Wie zijn wij?
Bunty
Dat ben ik. Ik heb eigenlijk maar één wens; een huisdier. Ik moet van mijn vader eerst oefenen met een tamme gossie. Daarmee bedoelt hij dat virtuele huisdiertje, de Tamagotchi. Maar ik heb een beter idee. Ik begin gewoon met een buitenaards wezen dat niet van chocolade af kan blijven.
Timo
Timo is mijn buurjongen. Hij is gek op sciencefictionfilms en is altijd overal op voorbereid. Hoewel hij, sinds hij mij kent, nogal eens voor verrassingen komt te staan.
Papa
Mijn vader heeft een kapsalon voor honden. Papa zegt altijd dat hij beter met dieren overweg kan dan met mensen.
Mama
Mijn moeder is heel avontuurlijk en heeft dus laatst een chocoladefabriek gekocht. Gewoon omdat ze dat ook weleens wilde proberen. Ik zou willen dat ik zoveel durfde.
Meneer de Haas
Mijn knuffelkonijn. Ik praat vaak met hem, omdat ik niemand anders heb. Totdat Nix kwam.
Nix
Nix komt van een planeet waarvan ik de naam niet kan uitspreken.
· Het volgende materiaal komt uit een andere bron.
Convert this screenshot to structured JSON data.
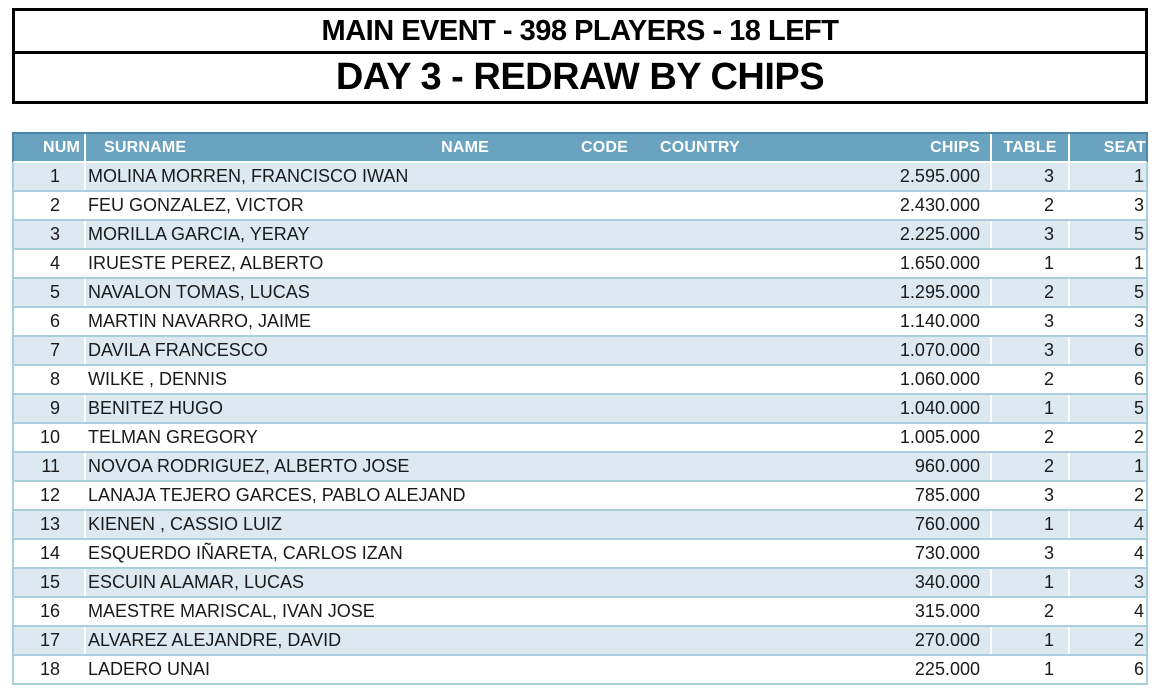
{
  "title_box": {
    "line1": "MAIN EVENT - 398 PLAYERS - 18 LEFT",
    "line2": "DAY 3 - REDRAW BY CHIPS"
  },
  "table": {
    "columns": {
      "num": "NUM",
      "surname": "SURNAME",
      "name": "NAME",
      "code": "CODE",
      "country": "COUNTRY",
      "chips": "CHIPS",
      "table": "TABLE",
      "seat": "SEAT"
    },
    "rows": [
      {
        "num": "1",
        "player": "MOLINA MORREN, FRANCISCO IWAN",
        "code": "",
        "country": "",
        "chips": "2.595.000",
        "table": "3",
        "seat": "1"
      },
      {
        "num": "2",
        "player": "FEU GONZALEZ, VICTOR",
        "code": "",
        "country": "",
        "chips": "2.430.000",
        "table": "2",
        "seat": "3"
      },
      {
        "num": "3",
        "player": "MORILLA GARCIA, YERAY",
        "code": "",
        "country": "",
        "chips": "2.225.000",
        "table": "3",
        "seat": "5"
      },
      {
        "num": "4",
        "player": "IRUESTE PEREZ, ALBERTO",
        "code": "",
        "country": "",
        "chips": "1.650.000",
        "table": "1",
        "seat": "1"
      },
      {
        "num": "5",
        "player": "NAVALON TOMAS, LUCAS",
        "code": "",
        "country": "",
        "chips": "1.295.000",
        "table": "2",
        "seat": "5"
      },
      {
        "num": "6",
        "player": "MARTIN NAVARRO, JAIME",
        "code": "",
        "country": "",
        "chips": "1.140.000",
        "table": "3",
        "seat": "3"
      },
      {
        "num": "7",
        "player": "DAVILA FRANCESCO",
        "code": "",
        "country": "",
        "chips": "1.070.000",
        "table": "3",
        "seat": "6"
      },
      {
        "num": "8",
        "player": "WILKE , DENNIS",
        "code": "",
        "country": "",
        "chips": "1.060.000",
        "table": "2",
        "seat": "6"
      },
      {
        "num": "9",
        "player": "BENITEZ HUGO",
        "code": "",
        "country": "",
        "chips": "1.040.000",
        "table": "1",
        "seat": "5"
      },
      {
        "num": "10",
        "player": "TELMAN GREGORY",
        "code": "",
        "country": "",
        "chips": "1.005.000",
        "table": "2",
        "seat": "2"
      },
      {
        "num": "11",
        "player": "NOVOA RODRIGUEZ, ALBERTO JOSE",
        "code": "",
        "country": "",
        "chips": "960.000",
        "table": "2",
        "seat": "1"
      },
      {
        "num": "12",
        "player": "LANAJA TEJERO GARCES, PABLO ALEJAND",
        "code": "",
        "country": "",
        "chips": "785.000",
        "table": "3",
        "seat": "2"
      },
      {
        "num": "13",
        "player": "KIENEN , CASSIO LUIZ",
        "code": "",
        "country": "",
        "chips": "760.000",
        "table": "1",
        "seat": "4"
      },
      {
        "num": "14",
        "player": "ESQUERDO IÑARETA, CARLOS IZAN",
        "code": "",
        "country": "",
        "chips": "730.000",
        "table": "3",
        "seat": "4"
      },
      {
        "num": "15",
        "player": "ESCUIN ALAMAR, LUCAS",
        "code": "",
        "country": "",
        "chips": "340.000",
        "table": "1",
        "seat": "3"
      },
      {
        "num": "16",
        "player": "MAESTRE MARISCAL, IVAN JOSE",
        "code": "",
        "country": "",
        "chips": "315.000",
        "table": "2",
        "seat": "4"
      },
      {
        "num": "17",
        "player": "ALVAREZ ALEJANDRE, DAVID",
        "code": "",
        "country": "",
        "chips": "270.000",
        "table": "1",
        "seat": "2"
      },
      {
        "num": "18",
        "player": "LADERO UNAI",
        "code": "",
        "country": "",
        "chips": "225.000",
        "table": "1",
        "seat": "6"
      }
    ]
  },
  "colors": {
    "header_bg": "#6aa3c0",
    "header_border": "#4e86a6",
    "row_alt_bg": "#dce9f1",
    "grid_line": "#a9cede",
    "title_text": "#000000",
    "row_text": "#1a1a1a"
  }
}
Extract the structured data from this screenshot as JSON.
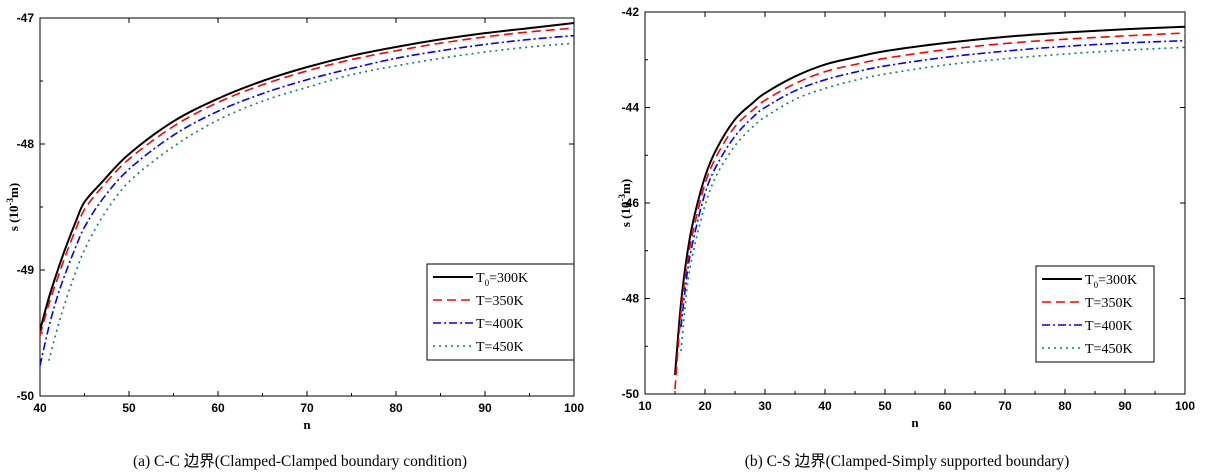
{
  "captions": {
    "a": "(a) C-C 边界(Clamped-Clamped boundary condition)",
    "b": "(b) C-S 边界(Clamped-Simply supported boundary)"
  },
  "chart_data": [
    {
      "type": "line",
      "caption": "(a) C-C 边界(Clamped-Clamped boundary condition)",
      "xlabel": "n",
      "ylabel_main": "s (10",
      "ylabel_sup": "-3",
      "ylabel_end": "m)",
      "xlim": [
        40,
        100
      ],
      "ylim": [
        -50,
        -47
      ],
      "xticks": [
        40,
        50,
        60,
        70,
        80,
        90,
        100
      ],
      "yticks": [
        -50,
        -49,
        -48,
        -47
      ],
      "legend_position": "bottom-right",
      "series": [
        {
          "name": "T0=300K",
          "label_main": "T",
          "label_sub": "0",
          "label_tail": "=300K",
          "color": "#000000",
          "dash": "",
          "width": 2.0,
          "x": [
            40,
            41,
            42,
            43,
            44,
            45,
            47,
            50,
            55,
            60,
            65,
            70,
            75,
            80,
            85,
            90,
            95,
            100
          ],
          "y": [
            -49.48,
            -49.22,
            -49.0,
            -48.8,
            -48.62,
            -48.46,
            -48.3,
            -48.08,
            -47.82,
            -47.64,
            -47.5,
            -47.39,
            -47.3,
            -47.23,
            -47.17,
            -47.12,
            -47.08,
            -47.04
          ]
        },
        {
          "name": "T=350K",
          "label_main": "T=350K",
          "label_sub": "",
          "label_tail": "",
          "color": "#ff0000",
          "dash": "9,5",
          "width": 1.6,
          "x": [
            40,
            41,
            42,
            43,
            44,
            45,
            47,
            50,
            55,
            60,
            65,
            70,
            75,
            80,
            85,
            90,
            95,
            100
          ],
          "y": [
            -49.52,
            -49.27,
            -49.06,
            -48.86,
            -48.68,
            -48.52,
            -48.34,
            -48.12,
            -47.86,
            -47.67,
            -47.53,
            -47.42,
            -47.33,
            -47.26,
            -47.2,
            -47.15,
            -47.11,
            -47.08
          ]
        },
        {
          "name": "T=400K",
          "label_main": "T=400K",
          "label_sub": "",
          "label_tail": "",
          "color": "#0000ff",
          "dash": "8,3,2,3",
          "width": 1.6,
          "x": [
            40,
            41,
            42,
            43,
            44,
            45,
            47,
            50,
            55,
            60,
            65,
            70,
            75,
            80,
            85,
            90,
            95,
            100
          ],
          "y": [
            -49.76,
            -49.45,
            -49.2,
            -49.0,
            -48.82,
            -48.66,
            -48.44,
            -48.2,
            -47.93,
            -47.74,
            -47.6,
            -47.49,
            -47.4,
            -47.32,
            -47.26,
            -47.21,
            -47.17,
            -47.14
          ]
        },
        {
          "name": "T=450K",
          "label_main": "T=450K",
          "label_sub": "",
          "label_tail": "",
          "color": "#008080",
          "dash": "2,4",
          "width": 1.6,
          "x": [
            41,
            42,
            43,
            44,
            45,
            47,
            50,
            55,
            60,
            65,
            70,
            75,
            80,
            85,
            90,
            95,
            100
          ],
          "y": [
            -49.72,
            -49.45,
            -49.22,
            -49.02,
            -48.84,
            -48.58,
            -48.3,
            -48.02,
            -47.81,
            -47.66,
            -47.55,
            -47.45,
            -47.38,
            -47.32,
            -47.27,
            -47.23,
            -47.2
          ]
        }
      ]
    },
    {
      "type": "line",
      "caption": "(b) C-S 边界(Clamped-Simply supported boundary)",
      "xlabel": "n",
      "ylabel_main": "s (10",
      "ylabel_sup": "-3",
      "ylabel_end": "m)",
      "xlim": [
        10,
        100
      ],
      "ylim": [
        -50,
        -42
      ],
      "xticks": [
        10,
        20,
        30,
        40,
        50,
        60,
        70,
        80,
        90,
        100
      ],
      "yticks": [
        -50,
        -48,
        -46,
        -44,
        -42
      ],
      "legend_position": "bottom-right",
      "series": [
        {
          "name": "T0=300K",
          "label_main": "T",
          "label_sub": "0",
          "label_tail": "=300K",
          "color": "#000000",
          "dash": "",
          "width": 2.0,
          "x": [
            15,
            16,
            17,
            18,
            20,
            22,
            25,
            28,
            30,
            35,
            40,
            45,
            50,
            60,
            70,
            80,
            90,
            100
          ],
          "y": [
            -49.6,
            -48.1,
            -47.1,
            -46.4,
            -45.45,
            -44.85,
            -44.25,
            -43.9,
            -43.7,
            -43.35,
            -43.1,
            -42.95,
            -42.82,
            -42.65,
            -42.52,
            -42.43,
            -42.36,
            -42.31
          ]
        },
        {
          "name": "T=350K",
          "label_main": "T=350K",
          "label_sub": "",
          "label_tail": "",
          "color": "#ff0000",
          "dash": "9,5",
          "width": 1.6,
          "x": [
            15,
            16,
            17,
            18,
            20,
            22,
            25,
            28,
            30,
            35,
            40,
            45,
            50,
            60,
            70,
            80,
            90,
            100
          ],
          "y": [
            -49.9,
            -48.3,
            -47.3,
            -46.6,
            -45.6,
            -45.0,
            -44.4,
            -44.05,
            -43.85,
            -43.5,
            -43.25,
            -43.1,
            -42.97,
            -42.79,
            -42.66,
            -42.57,
            -42.5,
            -42.44
          ]
        },
        {
          "name": "T=400K",
          "label_main": "T=400K",
          "label_sub": "",
          "label_tail": "",
          "color": "#0000ff",
          "dash": "8,3,2,3",
          "width": 1.6,
          "x": [
            16,
            17,
            18,
            20,
            22,
            25,
            28,
            30,
            35,
            40,
            45,
            50,
            60,
            70,
            80,
            90,
            100
          ],
          "y": [
            -48.6,
            -47.5,
            -46.8,
            -45.8,
            -45.2,
            -44.6,
            -44.2,
            -44.0,
            -43.65,
            -43.42,
            -43.26,
            -43.13,
            -42.95,
            -42.82,
            -42.72,
            -42.65,
            -42.6
          ]
        },
        {
          "name": "T=450K",
          "label_main": "T=450K",
          "label_sub": "",
          "label_tail": "",
          "color": "#008080",
          "dash": "2,4",
          "width": 1.6,
          "x": [
            16,
            17,
            18,
            20,
            22,
            25,
            28,
            30,
            35,
            40,
            45,
            50,
            60,
            70,
            80,
            90,
            100
          ],
          "y": [
            -49.1,
            -47.8,
            -47.05,
            -46.05,
            -45.4,
            -44.8,
            -44.4,
            -44.2,
            -43.83,
            -43.6,
            -43.43,
            -43.3,
            -43.11,
            -42.98,
            -42.88,
            -42.8,
            -42.74
          ]
        }
      ]
    }
  ]
}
Nix is ontzettend lief, maar je moet hem geen chocolade geven, want dan gebeuren er vreemde dingen.
Mees
Mijn nieuwe meester heet Mees en is dus mees Mees. Vandaag is mijn eerste schooldag, dus ik hoop maar dat hij leuk is.
Elif
Elif is een meisje dat bij mij in de klas zit.
MIZ-1 en MIZ-2
Een afkorting van Man In het Zwart. Geheime politie die achter Nix aanzit.
Kleintje
De hond van de familie
Knibbels is een komondor. Een heel bijzondere rashond. Hij kreeg laatst een kleurtje in papa’s salon. Nu is hij knalroze.
Wout
Wout Knibbels is het baasje van Kleintje en zit achter mij in de klas.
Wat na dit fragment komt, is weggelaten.